Keine Tatsache mehr

Die menschliche Abstammungslinie entwickelte ein großes Gehirn, bevor sie gewöhnlich auf zwei Beinen ging.

Was wir heute wissen

Gewohnheitsmäßige Zweibeinigkeit, regelmäßiges Gehen auf zwei Beinen, entstand Millionen Jahre vor der starken Zunahme der Gehirngröße bei der Gattung Homo. Frühe Homininen besaßen Gehirne, deren Größe noch weitgehend mit der heutiger Menschenaffen vergleichbar war.

Warum sich das änderte

Frühe Theorien behandelten Intelligenz und Gehirnvergrößerung häufig als den Ausgangspunkt der Menschwerdung. Australopithecinen und noch ältere Homininen verbanden dagegen Belege für aufrechten Gang mit relativ kleinen Gehirnen.

Status
Widerlegt
Kategorie
Menschliche Evolution
Akzeptiert für
≈65 Jahre
Ungefähr akzeptiert
Spätes 19. bis frühes 20. Jahrhundert
Ungefähr geändert
1920er- bis 1970er-Jahre

Frühe Theorien zur Menschwerdung machten häufig die Intelligenz zum entscheidenden ersten Schritt. Ein größeres Gehirn schien die naheliegende Eigenschaft, die Hände für Werkzeuge freizumachen und die menschliche Linie auf einen eigenen evolutionären Weg zu bringen. Daher wurde die Gehirnvergrößerung oft zeitlich vor dem dauerhaft aufrechten Gang eingeordnet.
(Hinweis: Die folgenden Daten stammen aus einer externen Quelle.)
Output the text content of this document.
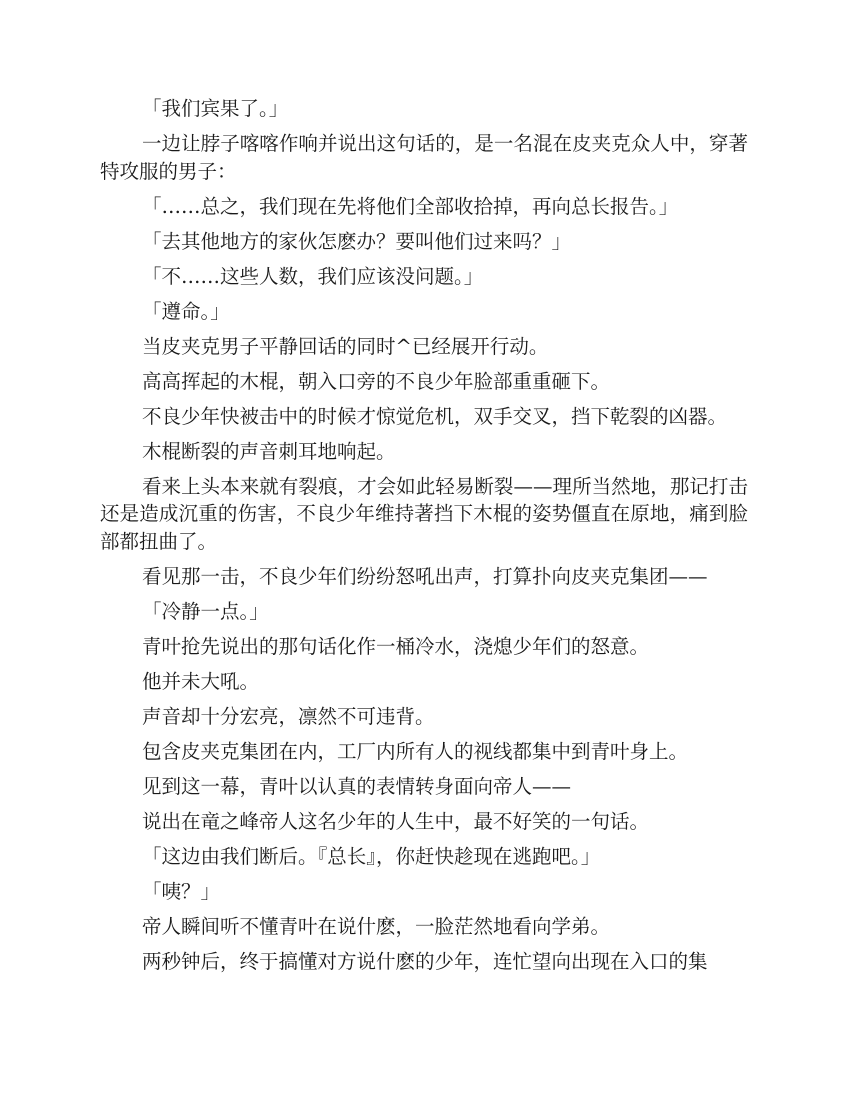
「我们宾果了。」

一边让脖子喀喀作响并说出这句话的，是一名混在皮夹克众人中，穿著特攻服的男子：

「……总之，我们现在先将他们全部收拾掉，再向总长报告。」

「去其他地方的家伙怎麽办？要叫他们过来吗？」

「不……这些人数，我们应该没问题。」

「遵命。」

当皮夹克男子平静回话的同时^已经展开行动。

高高挥起的木棍，朝入口旁的不良少年脸部重重砸下。

不良少年快被击中的时候才惊觉危机，双手交叉，挡下乾裂的凶器。

木棍断裂的声音刺耳地响起。

看来上头本来就有裂痕，才会如此轻易断裂——理所当然地，那记打击还是造成沉重的伤害，不良少年维持著挡下木棍的姿势僵直在原地，痛到脸部都扭曲了。

看见那一击，不良少年们纷纷怒吼出声，打算扑向皮夹克集团——

「冷静一点。」

青叶抢先说出的那句话化作一桶冷水，浇熄少年们的怒意。

他并未大吼。

声音却十分宏亮，凛然不可违背。

包含皮夹克集团在内，工厂内所有人的视线都集中到青叶身上。

见到这一幕，青叶以认真的表情转身面向帝人——

说出在竜之峰帝人这名少年的人生中，最不好笑的一句话。

「这边由我们断后。『总长』，你赶快趁现在逃跑吧。」

「咦？」

帝人瞬间听不懂青叶在说什麽，一脸茫然地看向学弟。

两秒钟后，终于搞懂对方说什麽的少年，连忙望向出现在入口的集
Das Taung-Kind brachte diese Reihenfolge durcheinander. Der 1924 vorgestellte südafrikanische Fossilfund besaß ein kleines Gehirn, zeigte aber anatomische Merkmale, die ihn auf die menschliche Seite der Menschenaffen-Mensch-Trennung rückten. Spätere Australopithecinen-Skelette machten die Kombination noch deutlicher: Homininen konnten relativ kleine Gehirne besitzen und dennoch bereits deutliche Anpassungen an Zweibeinigkeit aufweisen.

Noch ältere Homininenfunde verlagerten den aufrechten Gang weiter zurück. Arten, die vor mehr als vier Millionen Jahren lebten, zeigen, dass sich zweibeinige Fortbewegung entwickelte, lange bevor bei späteren Vertretern der Gattung Homo die ausgeprägte Zunahme der Gehirngröße einsetzte.

Keines der beiden Merkmale entstand in einem einzigen Schritt. Die Anatomie der Zweibeinigkeit entwickelte sich schrittweise, und auch die Gehirngröße veränderte sich in verschiedenen Linien unterschiedlich.

Im großen Maßstab ist die Reihenfolge dennoch klar: Das Gehen auf zwei Beinen kam zuerst. Die starke Enzephalisation war ein späteres Kapitel der menschlichen Evolution und nicht der anfängliche Wandel, der Zweibeinigkeit hervorbrachte.

Evidenz

Quellen und was sie belegen

Aktuelle Evidenz

  • Introduction to Human EvolutionSmithsonian Human Origins Program

    Stellt fest, dass Zweibeinigkeit vor mehr als vier Millionen Jahren entstand, während große und komplexe Gehirne sich später entwickelten.

  • Australopithecus anamensisSmithsonian Human Origins Program

    Fasst Belege für regelmäßiges zweibeiniges Gehen bei einem Homininen zusammen, der vor mehr als vier Millionen Jahren lebte.

Historischer Kontext

  • Australopithecus africanusSmithsonian Human Origins Program

    Beschreibt Australopithecus africanus als kleinhirnige, aber zweibeinige Art, zu der auch das Taung-Kind gehört.